Moral: "She didn't spend much upon linendrapers/It certainly entertained the gapers//My ways were strange beyond all range/Paragraphs got into all the papers."
L3: Now I wish I were still in Austenian mode, because LW3's mother-in-law is right in the mode of Mrs Bennet. Why, I can hear Mrs Bennet now, telling Mr Bingley what a close friend of their family Charlotte Lucas is, and how she has never joined in the common gossip of the neighbourhood in calling Charlotte unattractive. Then, when Bingley pays Charlotte the compliment of being very pleasant, Mrs B fires back, "But you must own she is very plain."
Now I have a huge bone to pick with the school, let alone LW3 or any of her relations. If there is a TIE for valedictorian, then there CANNOT be a SECOND tie for salutatorian. Look at the leaderboard and the placements listed at any PGA or LPGA tournament. When two players are tied for first place, what is the next place listed on the leaderboard? THIRD. Not second. Accordingly, I cannot care about the outcome unless both of the so-called tied-for-salutatorians decline the misguided and erroneous honour.
I'll compare the mother-in-law to the ancestors in Ruddigore who come out of their picture frames to torment any Baronet who refuses to commit his daily crime until he dies in agony. It is perhaps only out of desperation that Sir Ruthven at last manages to defeat them by realizing that Sir Roderick, his predecessor, died in the only way any Baronet of Ruddigore could, by refusing to commit his daily crime. But knowing that such refusal was death meant that the refusal was basically suicide - a crime - and that therefore Sir Roderick ought never to have died at all. But LW3 also reminds me a little of Rose Maybud trying to cope with the dilemma of how to convey to Dame Hannah which of the local swains she favours when her book of etiquette, which was all her parents left her and which she has taken as her Guide to Life, seems to thwart her at every turn.
Moral: "You may not hint, you must not hint/It says you mustn't hint in print."

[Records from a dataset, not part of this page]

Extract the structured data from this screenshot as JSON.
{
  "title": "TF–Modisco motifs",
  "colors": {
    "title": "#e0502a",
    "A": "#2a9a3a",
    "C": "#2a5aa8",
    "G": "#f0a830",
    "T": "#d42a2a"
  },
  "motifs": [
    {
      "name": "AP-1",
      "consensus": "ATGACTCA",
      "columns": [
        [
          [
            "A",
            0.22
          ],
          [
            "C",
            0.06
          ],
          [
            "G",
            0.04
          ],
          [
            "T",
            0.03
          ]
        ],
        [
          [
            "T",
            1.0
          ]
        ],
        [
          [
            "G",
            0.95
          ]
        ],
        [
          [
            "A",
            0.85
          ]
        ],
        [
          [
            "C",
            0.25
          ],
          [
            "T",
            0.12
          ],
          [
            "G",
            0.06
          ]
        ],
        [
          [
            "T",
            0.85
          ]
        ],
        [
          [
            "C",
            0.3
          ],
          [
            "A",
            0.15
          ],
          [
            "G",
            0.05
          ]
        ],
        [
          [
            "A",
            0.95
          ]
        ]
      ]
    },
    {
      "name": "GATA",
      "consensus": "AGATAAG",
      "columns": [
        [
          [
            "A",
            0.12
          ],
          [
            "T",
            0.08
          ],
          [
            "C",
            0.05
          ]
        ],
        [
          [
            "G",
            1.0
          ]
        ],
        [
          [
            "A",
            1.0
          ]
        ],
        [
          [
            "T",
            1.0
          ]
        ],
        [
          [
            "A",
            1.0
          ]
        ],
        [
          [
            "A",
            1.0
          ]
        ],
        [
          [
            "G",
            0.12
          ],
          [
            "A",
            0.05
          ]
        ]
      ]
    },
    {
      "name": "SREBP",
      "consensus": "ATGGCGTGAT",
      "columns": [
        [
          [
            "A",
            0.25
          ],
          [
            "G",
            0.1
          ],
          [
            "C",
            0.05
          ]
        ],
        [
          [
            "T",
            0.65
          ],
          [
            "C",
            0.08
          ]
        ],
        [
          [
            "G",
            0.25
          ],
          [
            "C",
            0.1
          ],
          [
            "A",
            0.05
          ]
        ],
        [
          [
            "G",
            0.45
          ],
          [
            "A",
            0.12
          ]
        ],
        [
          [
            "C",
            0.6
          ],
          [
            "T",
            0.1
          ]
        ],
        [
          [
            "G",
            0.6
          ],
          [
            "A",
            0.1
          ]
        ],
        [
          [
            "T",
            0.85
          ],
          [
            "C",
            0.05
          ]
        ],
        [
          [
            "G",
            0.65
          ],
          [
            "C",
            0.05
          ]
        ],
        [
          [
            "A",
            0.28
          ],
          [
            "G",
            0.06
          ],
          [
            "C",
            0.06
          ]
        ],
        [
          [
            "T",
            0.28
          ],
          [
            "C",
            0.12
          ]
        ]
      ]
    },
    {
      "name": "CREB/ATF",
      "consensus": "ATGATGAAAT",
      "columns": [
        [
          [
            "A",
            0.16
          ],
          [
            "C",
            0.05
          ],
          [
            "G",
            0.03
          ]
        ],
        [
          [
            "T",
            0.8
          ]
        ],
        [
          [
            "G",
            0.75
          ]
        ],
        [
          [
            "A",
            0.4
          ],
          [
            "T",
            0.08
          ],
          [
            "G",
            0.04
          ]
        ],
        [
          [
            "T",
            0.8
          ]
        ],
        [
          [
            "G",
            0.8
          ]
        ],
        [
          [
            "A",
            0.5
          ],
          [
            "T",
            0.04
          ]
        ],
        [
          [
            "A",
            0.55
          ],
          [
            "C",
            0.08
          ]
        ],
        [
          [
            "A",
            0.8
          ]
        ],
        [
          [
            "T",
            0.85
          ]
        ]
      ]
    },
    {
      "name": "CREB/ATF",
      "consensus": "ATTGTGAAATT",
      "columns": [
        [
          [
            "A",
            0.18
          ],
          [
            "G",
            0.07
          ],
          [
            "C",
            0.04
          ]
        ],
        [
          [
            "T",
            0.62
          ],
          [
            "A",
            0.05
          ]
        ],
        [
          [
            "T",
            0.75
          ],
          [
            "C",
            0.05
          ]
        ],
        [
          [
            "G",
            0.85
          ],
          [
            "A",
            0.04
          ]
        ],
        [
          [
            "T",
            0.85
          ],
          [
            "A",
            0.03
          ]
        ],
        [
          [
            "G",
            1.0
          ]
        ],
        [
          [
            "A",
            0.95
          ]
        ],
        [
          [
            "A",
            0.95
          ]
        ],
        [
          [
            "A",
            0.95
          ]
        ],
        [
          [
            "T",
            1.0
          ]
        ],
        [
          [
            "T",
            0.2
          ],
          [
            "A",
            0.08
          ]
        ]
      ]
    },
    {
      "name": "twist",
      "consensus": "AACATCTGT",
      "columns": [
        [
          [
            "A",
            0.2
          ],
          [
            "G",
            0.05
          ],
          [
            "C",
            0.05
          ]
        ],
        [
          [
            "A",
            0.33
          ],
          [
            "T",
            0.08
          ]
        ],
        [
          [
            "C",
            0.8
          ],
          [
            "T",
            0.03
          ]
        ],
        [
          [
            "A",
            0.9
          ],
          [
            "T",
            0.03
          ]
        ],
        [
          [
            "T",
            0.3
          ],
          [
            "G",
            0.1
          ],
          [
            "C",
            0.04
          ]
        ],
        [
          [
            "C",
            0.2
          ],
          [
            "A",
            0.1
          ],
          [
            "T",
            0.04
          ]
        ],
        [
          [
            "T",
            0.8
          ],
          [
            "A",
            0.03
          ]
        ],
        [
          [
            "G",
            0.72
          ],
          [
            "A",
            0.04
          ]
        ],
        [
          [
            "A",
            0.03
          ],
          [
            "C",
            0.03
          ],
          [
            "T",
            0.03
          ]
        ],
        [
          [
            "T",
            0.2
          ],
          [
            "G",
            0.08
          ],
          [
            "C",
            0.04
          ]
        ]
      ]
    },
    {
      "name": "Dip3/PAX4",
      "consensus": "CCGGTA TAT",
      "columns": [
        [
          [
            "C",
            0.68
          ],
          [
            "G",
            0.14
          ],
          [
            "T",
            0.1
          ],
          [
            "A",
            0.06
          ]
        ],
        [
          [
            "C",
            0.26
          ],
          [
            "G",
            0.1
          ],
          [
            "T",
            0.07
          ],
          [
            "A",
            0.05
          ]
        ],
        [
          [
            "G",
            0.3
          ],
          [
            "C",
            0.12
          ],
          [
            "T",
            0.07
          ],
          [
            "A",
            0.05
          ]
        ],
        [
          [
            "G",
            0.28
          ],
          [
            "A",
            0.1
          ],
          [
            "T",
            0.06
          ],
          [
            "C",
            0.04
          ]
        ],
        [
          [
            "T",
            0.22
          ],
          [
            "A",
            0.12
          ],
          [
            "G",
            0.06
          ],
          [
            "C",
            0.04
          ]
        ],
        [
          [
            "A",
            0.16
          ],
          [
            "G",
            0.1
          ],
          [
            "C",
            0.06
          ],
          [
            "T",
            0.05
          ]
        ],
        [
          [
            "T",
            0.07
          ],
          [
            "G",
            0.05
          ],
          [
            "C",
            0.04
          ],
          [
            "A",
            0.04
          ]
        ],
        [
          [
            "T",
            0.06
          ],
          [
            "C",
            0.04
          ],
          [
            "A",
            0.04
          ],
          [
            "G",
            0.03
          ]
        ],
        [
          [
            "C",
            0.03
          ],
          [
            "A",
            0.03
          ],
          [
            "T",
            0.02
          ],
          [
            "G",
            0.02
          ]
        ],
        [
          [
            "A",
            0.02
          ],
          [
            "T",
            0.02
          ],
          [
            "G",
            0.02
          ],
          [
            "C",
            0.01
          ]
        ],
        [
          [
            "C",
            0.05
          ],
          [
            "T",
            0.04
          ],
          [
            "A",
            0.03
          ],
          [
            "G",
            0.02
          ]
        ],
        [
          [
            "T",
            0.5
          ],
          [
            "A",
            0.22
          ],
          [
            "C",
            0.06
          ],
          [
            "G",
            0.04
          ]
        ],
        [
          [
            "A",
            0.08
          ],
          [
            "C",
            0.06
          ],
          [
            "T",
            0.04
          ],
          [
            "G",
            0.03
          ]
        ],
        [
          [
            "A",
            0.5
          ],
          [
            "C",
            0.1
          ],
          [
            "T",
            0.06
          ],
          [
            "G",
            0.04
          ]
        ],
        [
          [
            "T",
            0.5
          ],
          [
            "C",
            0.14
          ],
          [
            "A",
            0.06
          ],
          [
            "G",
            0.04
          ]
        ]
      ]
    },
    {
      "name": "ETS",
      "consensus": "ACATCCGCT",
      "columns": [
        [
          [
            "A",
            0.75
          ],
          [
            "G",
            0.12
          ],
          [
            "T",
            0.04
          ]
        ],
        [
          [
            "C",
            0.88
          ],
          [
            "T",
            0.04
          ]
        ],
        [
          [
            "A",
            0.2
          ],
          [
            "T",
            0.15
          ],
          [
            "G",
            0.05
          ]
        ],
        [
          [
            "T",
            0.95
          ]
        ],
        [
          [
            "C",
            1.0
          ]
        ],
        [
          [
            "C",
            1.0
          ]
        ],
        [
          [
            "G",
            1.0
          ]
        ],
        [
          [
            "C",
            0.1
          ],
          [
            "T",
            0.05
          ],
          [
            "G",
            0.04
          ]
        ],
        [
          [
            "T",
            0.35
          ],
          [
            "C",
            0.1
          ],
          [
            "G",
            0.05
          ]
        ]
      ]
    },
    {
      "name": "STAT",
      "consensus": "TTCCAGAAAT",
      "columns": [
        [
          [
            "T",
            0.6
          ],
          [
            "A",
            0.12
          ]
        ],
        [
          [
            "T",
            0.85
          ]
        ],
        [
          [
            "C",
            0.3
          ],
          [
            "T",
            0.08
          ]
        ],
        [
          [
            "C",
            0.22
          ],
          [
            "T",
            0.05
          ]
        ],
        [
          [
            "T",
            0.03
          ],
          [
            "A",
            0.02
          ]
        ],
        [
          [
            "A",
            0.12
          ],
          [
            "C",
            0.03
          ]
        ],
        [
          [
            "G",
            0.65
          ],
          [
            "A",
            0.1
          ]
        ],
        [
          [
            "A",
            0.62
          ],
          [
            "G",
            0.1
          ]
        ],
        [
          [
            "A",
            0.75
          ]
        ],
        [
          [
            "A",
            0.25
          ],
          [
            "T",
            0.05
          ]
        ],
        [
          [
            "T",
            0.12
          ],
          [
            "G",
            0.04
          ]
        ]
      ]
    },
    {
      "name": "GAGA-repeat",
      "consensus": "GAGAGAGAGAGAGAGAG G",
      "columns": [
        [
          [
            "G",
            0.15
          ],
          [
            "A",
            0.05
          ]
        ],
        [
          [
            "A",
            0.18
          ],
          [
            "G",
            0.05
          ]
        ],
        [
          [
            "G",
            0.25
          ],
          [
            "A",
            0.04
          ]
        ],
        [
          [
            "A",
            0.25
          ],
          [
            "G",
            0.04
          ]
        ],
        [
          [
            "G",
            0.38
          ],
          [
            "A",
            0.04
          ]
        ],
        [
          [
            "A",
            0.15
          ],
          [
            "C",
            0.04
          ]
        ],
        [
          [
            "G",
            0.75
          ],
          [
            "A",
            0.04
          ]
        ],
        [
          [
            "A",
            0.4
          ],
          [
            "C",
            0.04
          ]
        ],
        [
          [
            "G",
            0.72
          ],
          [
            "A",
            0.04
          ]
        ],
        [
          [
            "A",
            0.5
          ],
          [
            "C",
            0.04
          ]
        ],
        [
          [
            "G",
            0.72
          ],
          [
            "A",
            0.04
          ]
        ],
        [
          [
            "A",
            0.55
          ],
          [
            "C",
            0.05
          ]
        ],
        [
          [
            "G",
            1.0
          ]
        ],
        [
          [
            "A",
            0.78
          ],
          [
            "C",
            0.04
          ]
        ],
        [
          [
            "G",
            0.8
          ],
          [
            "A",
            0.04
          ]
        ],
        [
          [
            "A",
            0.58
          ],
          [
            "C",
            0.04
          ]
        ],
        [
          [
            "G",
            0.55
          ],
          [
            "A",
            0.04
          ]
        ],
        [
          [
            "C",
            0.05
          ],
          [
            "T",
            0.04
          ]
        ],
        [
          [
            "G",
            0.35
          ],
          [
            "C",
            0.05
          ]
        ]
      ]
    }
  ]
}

L4: Interesting to see the prosecutor acting like counsel for the Defence, but the solution to this one is quite simple. This is grounds for breakup. The lucky couple have discovered their strong incompatibility on a significant point quite sufficiently early. (We should start a pool on how long they'll be married before they realize that they knew now it wouldn't work.) I shall not even have to cross-examine the witness on exactly how she thinks she has acquired veto power over the proposed arrangement. (I forget now whether LW4 actually made it incontrovertibly clear that the letter is written by a woman; it would be a much more interesting situation if LW4 were male; cross-orientational lines often make for a much more entertaining picture.)
This letter is actually my strongest *Ruddigore* likeness. Early in Act II, Rose and Dick Dauntless sing the duet, "Happily Coupled Are We," in which Dick predicts a happy married life for them but Rose suspects otherwise, even if she is such a bright little, right little, slight little, tight little craft.
Morals: "And all of my wishes you'll throw to the fishes/As though they were never to be - poor me!" and "For you'll be asserting your freedom by flirting/With every woman you meet - you cheat!"